ÓRGÃO JULGADOR : 4ª Câmara Especializada Cível

APELAÇÃO CÍVEL (198) No 0800431-81.2019.8.18.0026

APELANTE: JUAREZ RODRIGUES DA SILVA

Advogado(s) do reclamante: ANDREA BANDEIRA PAZ

APELADO: BANCO PAN S.A.

Advogado(s) do reclamado: ANTONIO DE MORAES DOURADO NETO

RELATOR(A): Desembargador JOSÉ RIBAMAR OLIVEIRA

 


EMENTA: EMBARGOS DE DECLARAÇÃO. APELAÇÃO CÍVEL. AÇÃO DECLARATÓRIA DE INEXISTÊNCIA DE DÉBITO C/C REPETIÇÃO DO INDÉBITO C/C DANOS MORAIS. OBSCURIDADE. INOCORRÊNCIA. ERRO MATERIAL. CORREÇÃO DE OFÍCIO. EMPRÉSTIMO CONSIGNADO. GRATUIDADE DE JUSTIÇA. MANUTENÇÃO. COMPROVAÇÃO DA CONTRATAÇÃO E DA TRANSFERÊNCIA DE VALORES. INOVAÇÃO RECURSAL. SENTENÇA MANTIDA. RECURSO CONHECIDO E NÃO PROVIDO. 1. Os Embargos de Declaração servem à correção da sentença ou do acórdão que padeça de obscuridade, contradição, omissão ou erro material, mediante a prolação de novo pronunciamento que elimine o vício apontado. 2. Inexistindo termos ambíguos, rebuscados ou confusos no acórdão, não há que se falar em obscuridade. 3. Em que pese não se verifique obscuridade, é evidente a ocorrência de erro material, o qual, nos termos do art. 494, I, do CPC, pode ser corrigido de ofício. 4. Dito isso, analisando os documentos acostados aos autos, não vislumbro razão para a alteração da sentença, que deve ser mantida in totum. 5. Inexistente documento apto a afastar a presunção de hipossuficiência financeira da parte, deve ser mantido o benefício da justiça gratuita. 6. Aplicando a regra processual do reconhecimento da hipossuficiência, com a consequente inversão do ônus da prova, nos termos do artigo 6º, VIII, do CDC, observa-se que a Instituição Financeira comprovou com clareza tanto a existência da discutida contratação, como o recebimento dos valores contratados. 7. Evidenciada, mediante prova documental idônea, a contratação entre a instituição financeira e a parte autora e a transferência dos valores para conta de titularidade dessa, não há ilegalidade ou abuso que dê causa à reparação por danos morais ou à repetição de indébito. 8. O exame de matéria não abordada na inicial implica inovação recursal, o que não se admite. 9. Recurso conhecido e improvido.


RELATÓRIO


Trata-se de Embargos de Declaração (ID 6633524) opostos por Banco Pan S/A em face do acórdão que deu provimento à Apelação Cível interposta pelo Embargado, Sr. Juarez Rodrigues da Silva,anulando a decisão vergastada, a fim de regressarem os autos ao juízo de origem para que o magistrado aprecie o pedido de inversão do ônus da prova e determine, ao apelado, a produção das provas necessárias com o regular processamento da lide e novo julgamento da ação, em respeito ao devido processo legal.”

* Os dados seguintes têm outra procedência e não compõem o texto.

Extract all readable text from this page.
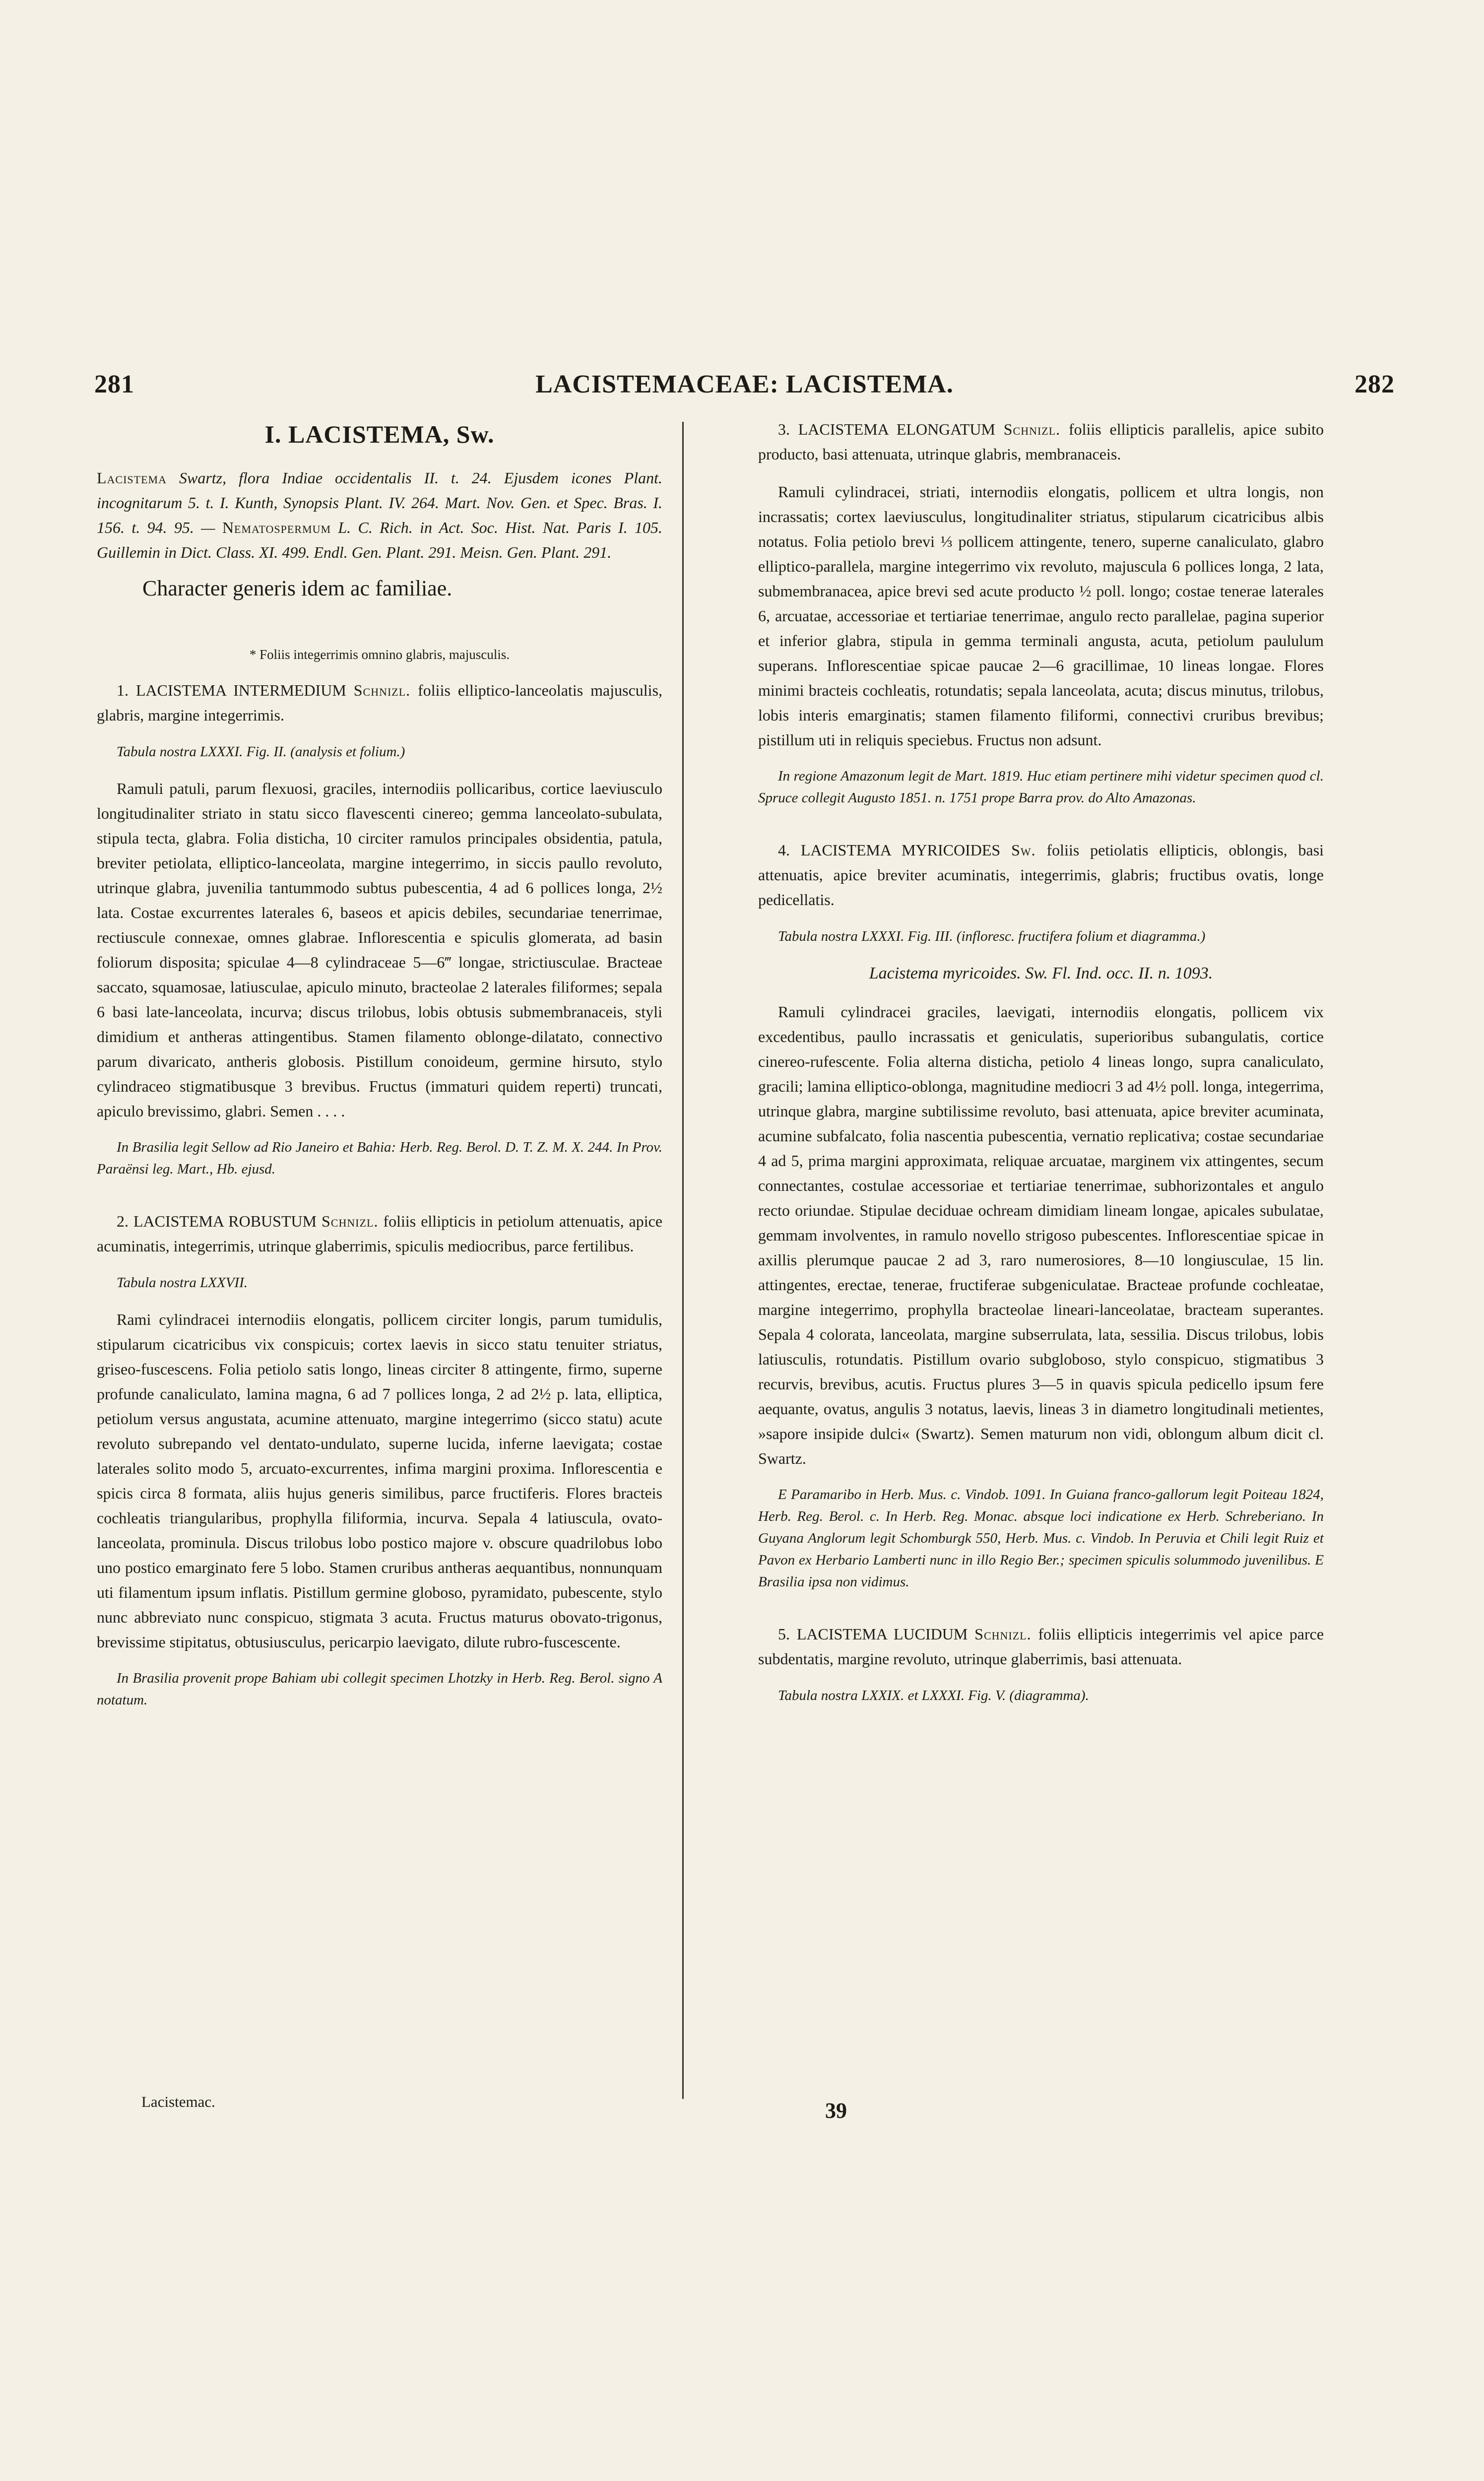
281	LACISTEMACEAE: LACISTEMA.	282
I. LACISTEMA, Sw.

Lacistema Swartz, flora Indiae occidentalis II. t. 24. Ejusdem icones Plant. incognitarum 5. t. I. Kunth, Synopsis Plant. IV. 264. Mart. Nov. Gen. et Spec. Bras. I. 156. t. 94. 95. — Nematospermum L. C. Rich. in Act. Soc. Hist. Nat. Paris I. 105. Guillemin in Dict. Class. XI. 499. Endl. Gen. Plant. 291. Meisn. Gen. Plant. 291.

Character generis idem ac familiae.

* Foliis integerrimis omnino glabris, majusculis.

1. LACISTEMA INTERMEDIUM Schnizl. foliis elliptico-lanceolatis majusculis, glabris, margine integerrimis.

Tabula nostra LXXXI. Fig. II. (analysis et folium.)

Ramuli patuli, parum flexuosi, graciles, internodiis pollicaribus, cortice laeviusculo longitudinaliter striato in statu sicco flavescenti cinereo; gemma lanceolato-subulata, stipula tecta, glabra. Folia disticha, 10 circiter ramulos principales obsidentia, patula, breviter petiolata, elliptico-lanceolata, margine integerrimo, in siccis paullo revoluto, utrinque glabra, juvenilia tantummodo subtus pubescentia, 4 ad 6 pollices longa, 2½ lata. Costae excurrentes laterales 6, baseos et apicis debiles, secundariae tenerrimae, rectiuscule connexae, omnes glabrae. Inflorescentia e spiculis glomerata, ad basin foliorum disposita; spiculae 4—8 cylindraceae 5—6‴ longae, strictiusculae. Bracteae saccato, squamosae, latiusculae, apiculo minuto, bracteolae 2 laterales filiformes; sepala 6 basi late-lanceolata, incurva; discus trilobus, lobis obtusis submembranaceis, styli dimidium et antheras attingentibus. Stamen filamento oblonge-dilatato, connectivo parum divaricato, antheris globosis. Pistillum conoideum, germine hirsuto, stylo cylindraceo stigmatibusque 3 brevibus. Fructus (immaturi quidem reperti) truncati, apiculo brevissimo, glabri. Semen . . . .

In Brasilia legit Sellow ad Rio Janeiro et Bahia: Herb. Reg. Berol. D. T. Z. M. X. 244. In Prov. Paraënsi leg. Mart., Hb. ejusd.

2. LACISTEMA ROBUSTUM Schnizl. foliis ellipticis in petiolum attenuatis, apice acuminatis, integerrimis, utrinque glaberrimis, spiculis mediocribus, parce fertilibus.

Tabula nostra LXXVII.

Rami cylindracei internodiis elongatis, pollicem circiter longis, parum tumidulis, stipularum cicatricibus vix conspicuis; cortex laevis in sicco statu tenuiter striatus, griseo-fuscescens. Folia petiolo satis longo, lineas circiter 8 attingente, firmo, superne profunde canaliculato, lamina magna, 6 ad 7 pollices longa, 2 ad 2½ p. lata, elliptica, petiolum versus angustata, acumine attenuato, margine integerrimo (sicco statu) acute revoluto subrepando vel dentato-undulato, superne lucida, inferne laevigata; costae laterales solito modo 5, arcuato-excurrentes, infima margini proxima. Inflorescentia e spicis circa 8 formata, aliis hujus generis similibus, parce fructiferis. Flores bracteis cochleatis triangularibus, prophylla filiformia, incurva. Sepala 4 latiuscula, ovato-lanceolata, prominula. Discus trilobus lobo postico majore v. obscure quadrilobus lobo uno postico emarginato fere 5 lobo. Stamen cruribus antheras aequantibus, nonnunquam uti filamentum ipsum inflatis. Pistillum germine globoso, pyramidato, pubescente, stylo nunc abbreviato nunc conspicuo, stigmata 3 acuta. Fructus maturus obovato-trigonus, brevissime stipitatus, obtusiusculus, pericarpio laevigato, dilute rubro-fuscescente.

In Brasilia provenit prope Bahiam ubi collegit specimen Lhotzky in Herb. Reg. Berol. signo A notatum.

Lacistemac.	39

3. LACISTEMA ELONGATUM Schnizl. foliis ellipticis parallelis, apice subito producto, basi attenuata, utrinque glabris, membranaceis.

Ramuli cylindracei, striati, internodiis elongatis, pollicem et ultra longis, non incrassatis; cortex laeviusculus, longitudinaliter striatus, stipularum cicatricibus albis notatus. Folia petiolo brevi ⅓ pollicem attingente, tenero, superne canaliculato, glabro elliptico-parallela, margine integerrimo vix revoluto, majuscula 6 pollices longa, 2 lata, submembranacea, apice brevi sed acute producto ½ poll. longo; costae tenerae laterales 6, arcuatae, accessoriae et tertiariae tenerrimae, angulo recto parallelae, pagina superior et inferior glabra, stipula in gemma terminali angusta, acuta, petiolum paululum superans. Inflorescentiae spicae paucae 2—6 gracillimae, 10 lineas longae. Flores minimi bracteis cochleatis, rotundatis; sepala lanceolata, acuta; discus minutus, trilobus, lobis interis emarginatis; stamen filamento filiformi, connectivi cruribus brevibus; pistillum uti in reliquis speciebus. Fructus non adsunt.

In regione Amazonum legit de Mart. 1819. Huc etiam pertinere mihi videtur specimen quod cl. Spruce collegit Augusto 1851. n. 1751 prope Barra prov. do Alto Amazonas.

4. LACISTEMA MYRICOIDES Sw. foliis petiolatis ellipticis, oblongis, basi attenuatis, apice breviter acuminatis, integerrimis, glabris; fructibus ovatis, longe pedicellatis.

Tabula nostra LXXXI. Fig. III. (infloresc. fructifera folium et diagramma.)

Lacistema myricoides. Sw. Fl. Ind. occ. II. n. 1093.

Ramuli cylindracei graciles, laevigati, internodiis elongatis, pollicem vix excedentibus, paullo incrassatis et geniculatis, superioribus subangulatis, cortice cinereo-rufescente. Folia alterna disticha, petiolo 4 lineas longo, supra canaliculato, gracili; lamina elliptico-oblonga, magnitudine mediocri 3 ad 4½ poll. longa, integerrima, utrinque glabra, margine subtilissime revoluto, basi attenuata, apice breviter acuminata, acumine subfalcato, folia nascentia pubescentia, vernatio replicativa; costae secundariae 4 ad 5, prima margini approximata, reliquae arcuatae, marginem vix attingentes, secum connectantes, costulae accessoriae et tertiariae tenerrimae, subhorizontales et angulo recto oriundae. Stipulae deciduae ochream dimidiam lineam longae, apicales subulatae, gemmam involventes, in ramulo novello strigoso pubescentes. Inflorescentiae spicae in axillis plerumque paucae 2 ad 3, raro numerosiores, 8—10 longiusculae, 15 lin. attingentes, erectae, tenerae, fructiferae subgeniculatae. Bracteae profunde cochleatae, margine integerrimo, prophylla bracteolae lineari-lanceolatae, bracteam superantes. Sepala 4 colorata, lanceolata, margine subserrulata, lata, sessilia. Discus trilobus, lobis latiusculis, rotundatis. Pistillum ovario subgloboso, stylo conspicuo, stigmatibus 3 recurvis, brevibus, acutis. Fructus plures 3—5 in quavis spicula pedicello ipsum fere aequante, ovatus, angulis 3 notatus, laevis, lineas 3 in diametro longitudinali metientes, »sapore insipide dulci« (Swartz). Semen maturum non vidi, oblongum album dicit cl. Swartz.

E Paramaribo in Herb. Mus. c. Vindob. 1091. In Guiana franco-gallorum legit Poiteau 1824, Herb. Reg. Berol. c. In Herb. Reg. Monac. absque loci indicatione ex Herb. Schreberiano. In Guyana Anglorum legit Schomburgk 550, Herb. Mus. c. Vindob. In Peruvia et Chili legit Ruiz et Pavon ex Herbario Lamberti nunc in illo Regio Ber.; specimen spiculis solummodo juvenilibus. E Brasilia ipsa non vidimus.

5. LACISTEMA LUCIDUM Schnizl. foliis ellipticis integerrimis vel apice parce subdentatis, margine revoluto, utrinque glaberrimis, basi attenuata.

Tabula nostra LXXIX. et LXXXI. Fig. V. (diagramma).
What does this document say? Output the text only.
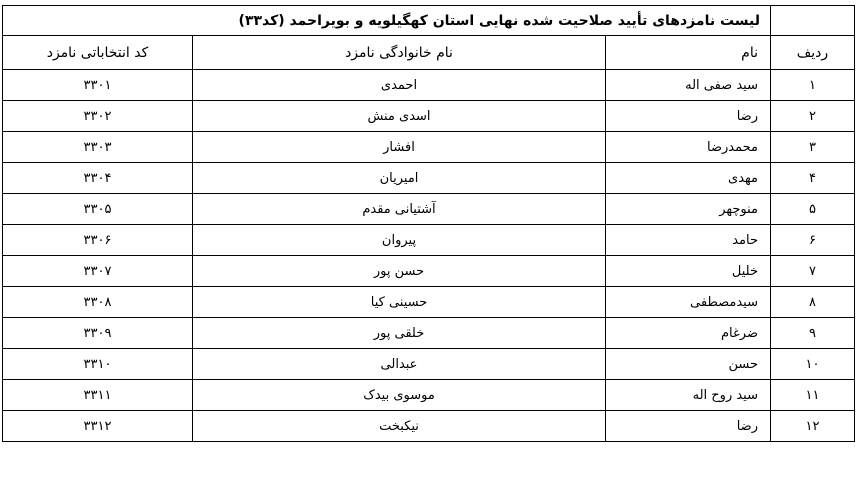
	لیست نامزدهای تأیید صلاحیت شده نهایی استان کهگیلویه و بویراحمد (کد۳۳)		
ردیف	نام	نام خانوادگی نامزد	کد انتخاباتی نامزد
۱	سید صفی اله	احمدی	۳۳۰۱
۲	رضا	اسدی منش	۳۳۰۲
۳	محمدرضا	افشار	۳۳۰۳
۴	مهدی	امیریان	۳۳۰۴
۵	منوچهر	آشتیانی مقدم	۳۳۰۵
۶	حامد	پیروان	۳۳۰۶
۷	خلیل	حسن پور	۳۳۰۷
۸	سیدمصطفی	حسینی کیا	۳۳۰۸
۹	ضرغام	خلقی پور	۳۳۰۹
۱۰	حسن	عبدالی	۳۳۱۰
۱۱	سید روح اله	موسوی بیدک	۳۳۱۱
۱۲	رضا	نیکبخت	۳۳۱۲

Em seu recurso, o Embargante sustenta que houve obscuridade, uma vez que, segundo ele, “o juízo de origem, não indeferiu a inicial. Pelo contrário, realizou o julgamento do mérito e reconheceu a improcedência da demanda [...]”. Por esse motivo, “requer que haja novo julgamento, para que seja mantida a sentença, reconhecendo a improcedência da demanda.”


Devidamente intimada (ID 7192690), a parte embargada deixou transcorrer o prazo sem apresentar contrarrazões.


É o relatório.

 


VOTO


Os Embargos de Declaração constituem recurso idôneo ao saneamento de eventuais vícios e incorreções que maculem o provimento judicial questionado. Sua disciplina se acha contida no art. 1.022 do Código de Processo Civil:


Art. 1.022. Cabem embargos de declaração contra qualquer decisão judicial para:

I - esclarecer obscuridade ou eliminar contradição;

II - suprir omissão de ponto ou questão sobre o qual devia se pronunciar o juiz de ofício ou a requerimento;

III - corrigir erro material.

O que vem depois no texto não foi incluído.